Barts workers are set to strike again for a week from Saturday 16 September.
Health workers’ willingness to fight shows why it was wrong for other health unions to abandon their strikes and settle for a poor deal.
Workers at the East London NHS Foundation Trust will strike only on Wednesday 13 September. Carly is a pseudonym. For details of rallies go to tinyurl.com/UniteNHS0923
On the Unison union health workers’ picket in Wirral on Monday
Wirral battle over back pay sees escalating action
Hundreds of furious low paid health workers on the Wirral, Merseyside, were back on picket lines this week to stop bosses ripping them off to the tune of thousands of pounds.
The Clinical Support Workers (CSWs) started a three-day strike on Monday. Their action comes after a huge 48-hour strike at the beginning of the month.
The Unison union members are angry that for many years bosses wrongly assessed the skills required to do their job. That resulted in them being placed in pay band 2—effectively the lowest rung of the NHS payscale.
Though bosses at Wirral University Teaching Hospital now agree that CSWs should be band 3, they are refusing to backdate their pay to April 2018, as it had earlier promised to do.
Instead, the Trust says it will only backdate pay to December 2022.
As a result of being wrongly assessed, CSWs have lost nearly £2,000 a year. So the failure to properly backdate pay means workers stand to lose years of the higher pay.
David McKnight, Unison north west regional organiser, said, “The trust still refuses to do the right thing and pay these workers what they’re owed.”
Unison has already won this fight at many hospitals in the north west of England.
But across Britain there are many other workers in jobs variously titled nursing assistants, or healthcare assistants, that should draw inspiration from this battle.
All should be in band 3 and everyone regraded should get full back pay. Otherwise the bosses should feel the pressure of a strike.
Radiographers to join the fight
Radiographers, who perform vital scans on patients, are ready to strike again in their long-running fight for decent pay.
The Society of Radiographers (SoR) said its members will walkout for 24 hours from 8am on Tuesday 3 October after talks with the government earlier this month broke down.
That means they will be out alongside both junior doctors and hospital consultants. The medics in the BMA union begin an unprecedented joint strike for three days from 2 October.
All three groups will strike during the Conservative Party conference in Manchester.

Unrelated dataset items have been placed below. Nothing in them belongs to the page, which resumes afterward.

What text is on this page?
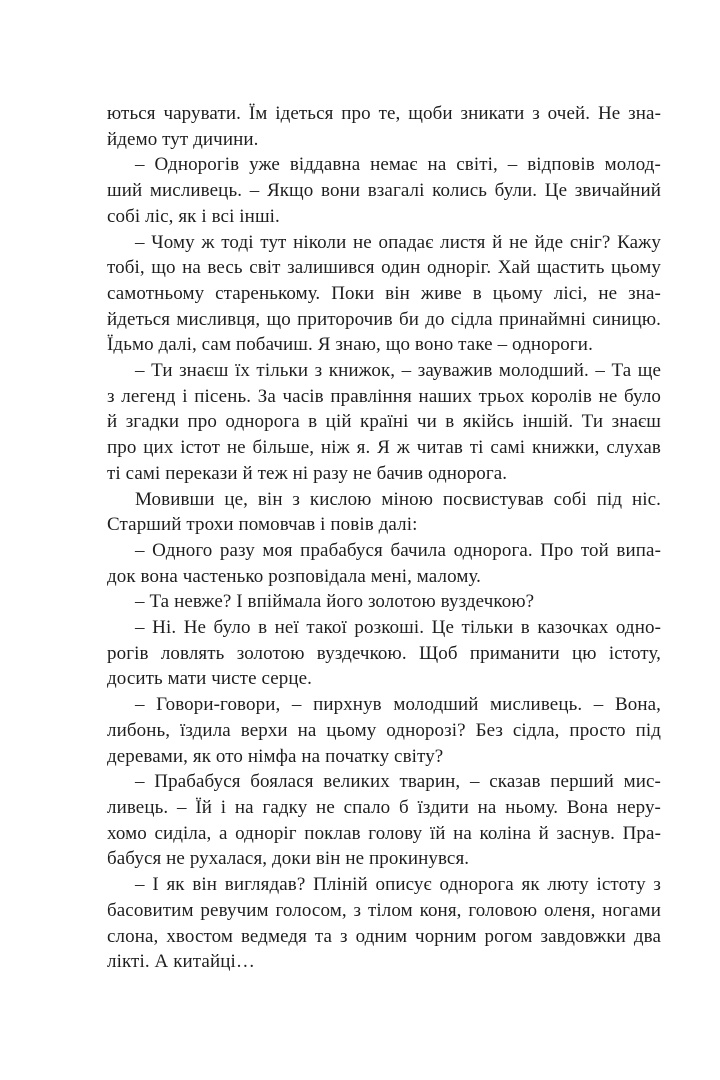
ються чарувати. Їм ідеться про те, щоби зникати з очей. Не зна-
йдемо тут дичини.
– Однорогів уже віддавна немає на світі, – відповів молод-
ший мисливець. – Якщо вони взагалі колись були. Це звичайний
собі ліс, як і всі інші.
– Чому ж тоді тут ніколи не опадає листя й не йде сніг? Кажу
тобі, що на весь світ залишився один одноріг. Хай щастить цьому
самотньому старенькому. Поки він живе в цьому лісі, не зна-
йдеться мисливця, що приторочив би до сідла принаймні синицю.
Їдьмо далі, сам побачиш. Я знаю, що воно таке – однороги.
– Ти знаєш їх тільки з книжок, – зауважив молодший. – Та ще
з легенд і пісень. За часів правління наших трьох королів не було
й згадки про однорога в цій країні чи в якійсь іншій. Ти знаєш
про цих істот не більше, ніж я. Я ж читав ті самі книжки, слухав
ті самі перекази й теж ні разу не бачив однорога.
Мовивши це, він з кислою міною посвистував собі під ніс.
Старший трохи помовчав і повів далі:
– Одного разу моя прабабуся бачила однорога. Про той випа-
док вона частенько розповідала мені, малому.
– Та невже? І впіймала його золотою вуздечкою?
– Ні. Не було в неї такої розкоші. Це тільки в казочках одно-
рогів ловлять золотою вуздечкою. Щоб приманити цю істоту,
досить мати чисте серце.
– Говори-говори, – пирхнув молодший мисливець. – Вона,
либонь, їздила верхи на цьому однорозі? Без сідла, просто під
деревами, як ото німфа на початку світу?
– Прабабуся боялася великих тварин, – сказав перший мис-
ливець. – Їй і на гадку не спало б їздити на ньому. Вона неру-
хомо сиділа, а одноріг поклав голову їй на коліна й заснув. Пра-
бабуся не рухалася, доки він не прокинувся.
– І як він виглядав? Пліній описує однорога як люту істоту з
басовитим ревучим голосом, з тілом коня, головою оленя, ногами
слона, хвостом ведмедя та з одним чорним рогом завдовжки два
лікті. А китайці…
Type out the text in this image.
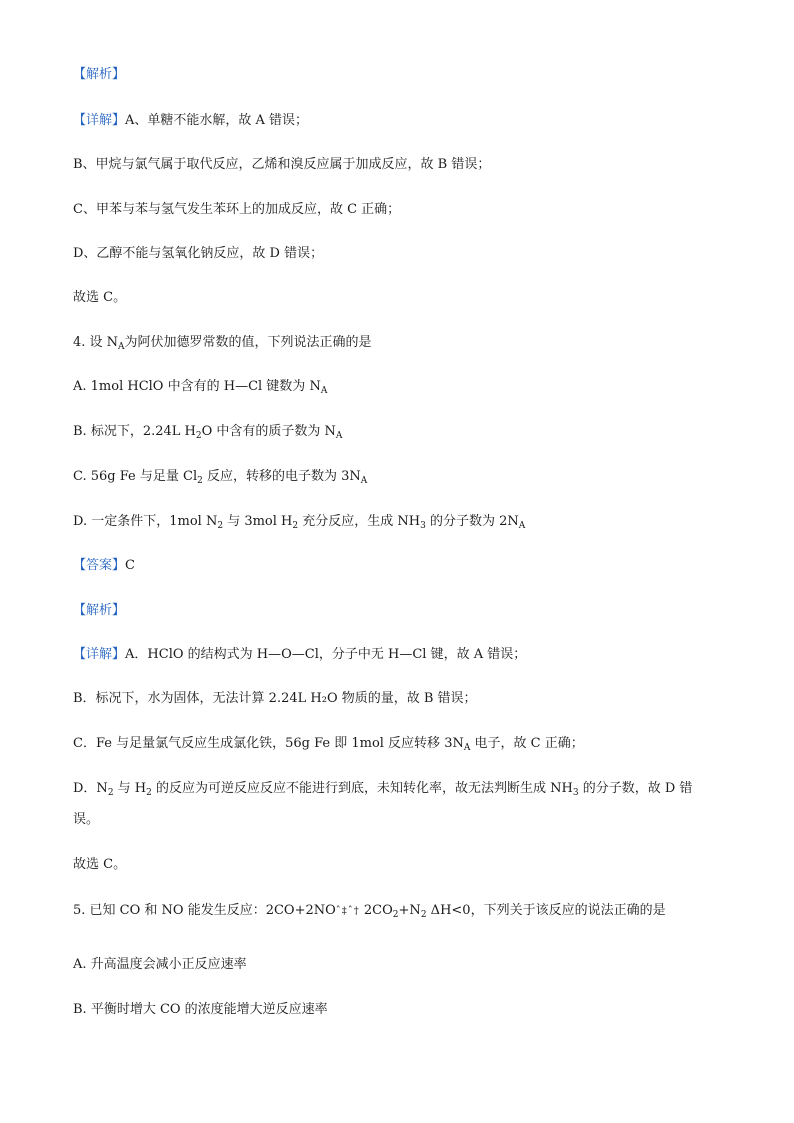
【解析】
【详解】A、单糖不能水解，故 A 错误；
B、甲烷与氯气属于取代反应，乙烯和溴反应属于加成反应，故 B 错误；
C、甲苯与苯与氢气发生苯环上的加成反应，故 C 正确；
D、乙醇不能与氢氧化钠反应，故 D 错误；
故选 C。
4. 设 $N_A$为阿伏加德罗常数的值，下列说法正确的是
A. 1mol HClO 中含有的 H—Cl 键数为 $N_A$
B. 标况下，2.24L $H_2O$ 中含有的质子数为 $N_A$
C. 56g Fe 与足量 $Cl_2$ 反应，转移的电子数为 $3N_A$
D. 一定条件下，1mol $N_2$ 与 3mol $H_2$ 充分反应，生成 $NH_3$ 的分子数为 $2N_A$
【答案】C
【解析】
【详解】A．HClO 的结构式为 H—O—Cl，分子中无 H—Cl 键，故 A 错误；
B．标况下，水为固体，无法计算 2.24L H₂O 物质的量，故 B 错误；
C．Fe 与足量氯气反应生成氯化铁，56g Fe 即 1mol 反应转移 $3N_A$ 电子，故 C 正确；
D．$N_2$ 与 $H_2$ 的反应为可逆反应反应不能进行到底，未知转化率，故无法判断生成 $NH_3$ 的分子数，故 D 错
误。
故选 C。
5. 已知 CO 和 NO 能发生反应：2CO+2NOˆ‡ˆ† $2CO_2+N_2$ ΔH<0，下列关于该反应的说法正确的是
A. 升高温度会减小正反应速率
B. 平衡时增大 CO 的浓度能增大逆反应速率
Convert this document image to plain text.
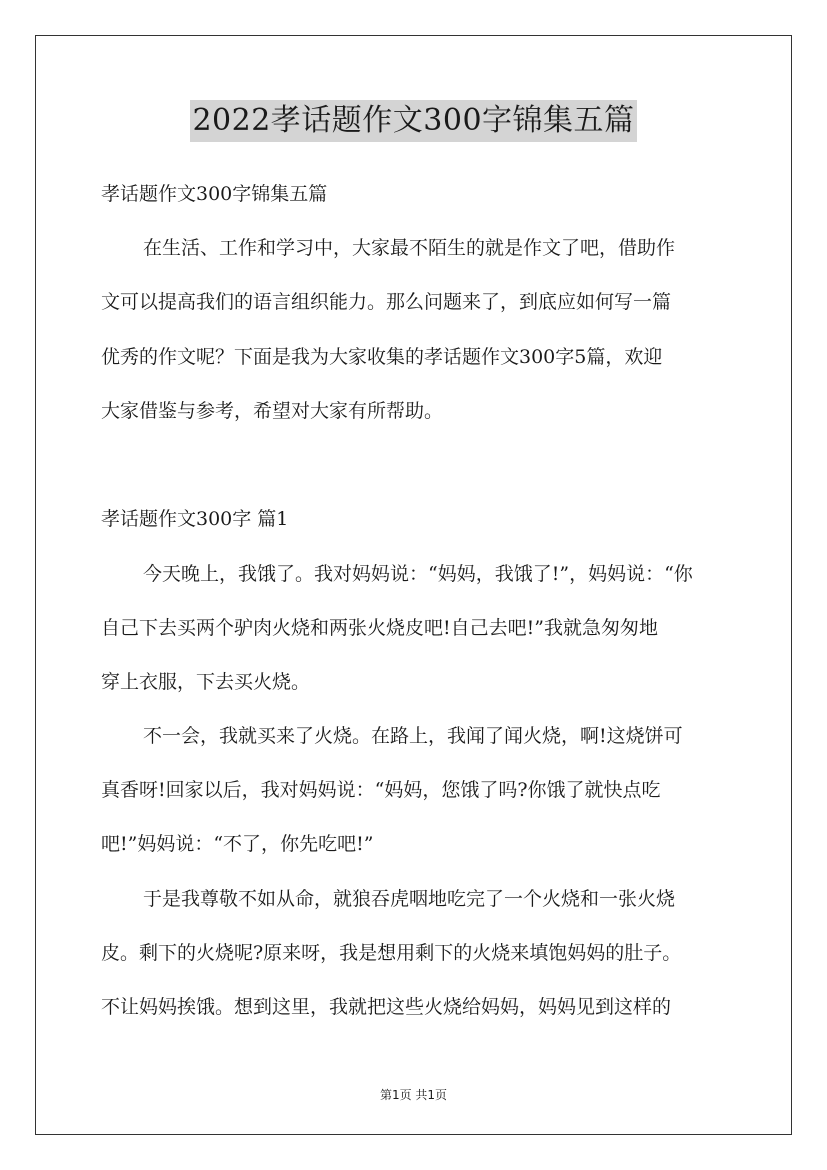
2022孝话题作文300字锦集五篇
孝话题作文300字锦集五篇
在生活、工作和学习中，大家最不陌生的就是作文了吧，借助作
文可以提高我们的语言组织能力。那么问题来了，到底应如何写一篇
优秀的作文呢？下面是我为大家收集的孝话题作文300字5篇，欢迎
大家借鉴与参考，希望对大家有所帮助。
孝话题作文300字 篇1
今天晚上，我饿了。我对妈妈说：“妈妈，我饿了!”，妈妈说：“你
自己下去买两个驴肉火烧和两张火烧皮吧!自己去吧!”我就急匆匆地
穿上衣服，下去买火烧。
不一会，我就买来了火烧。在路上，我闻了闻火烧，啊!这烧饼可
真香呀!回家以后，我对妈妈说：“妈妈，您饿了吗?你饿了就快点吃
吧!”妈妈说：“不了，你先吃吧!”
于是我尊敬不如从命，就狼吞虎咽地吃完了一个火烧和一张火烧
皮。剩下的火烧呢?原来呀，我是想用剩下的火烧来填饱妈妈的肚子。
不让妈妈挨饿。想到这里，我就把这些火烧给妈妈，妈妈见到这样的
第1页 共1页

It is still hoped that other workers in dispute will join the action.
Bristol strikers demand equality
Workers at Southmead Hospital’s Women’s and Children’s Division in Bristol were set to strike for 48 hours on Thursday and Friday this week.
The GMB union members say North Bristol NHS Trust, which runs the hospital, has refused to provide workers with equal shift enhancements.
The union said that in June the Trust agreed to pay enhancements for midwifery support workers, housekeepers and receptionists.
But bosses then did a U-turn.
Angry workers point out that they have been expected to cover staffing gaps but are paid pennies above the minimum wage.
Meanwhile, other staff covered by the Trust’s pay incentive scheme have earned four times the hourly rate of these workers.
The union says that one of the arguments management put forward is that “the incentive is only needed for the first-class staff”. This is an insult to vital workers.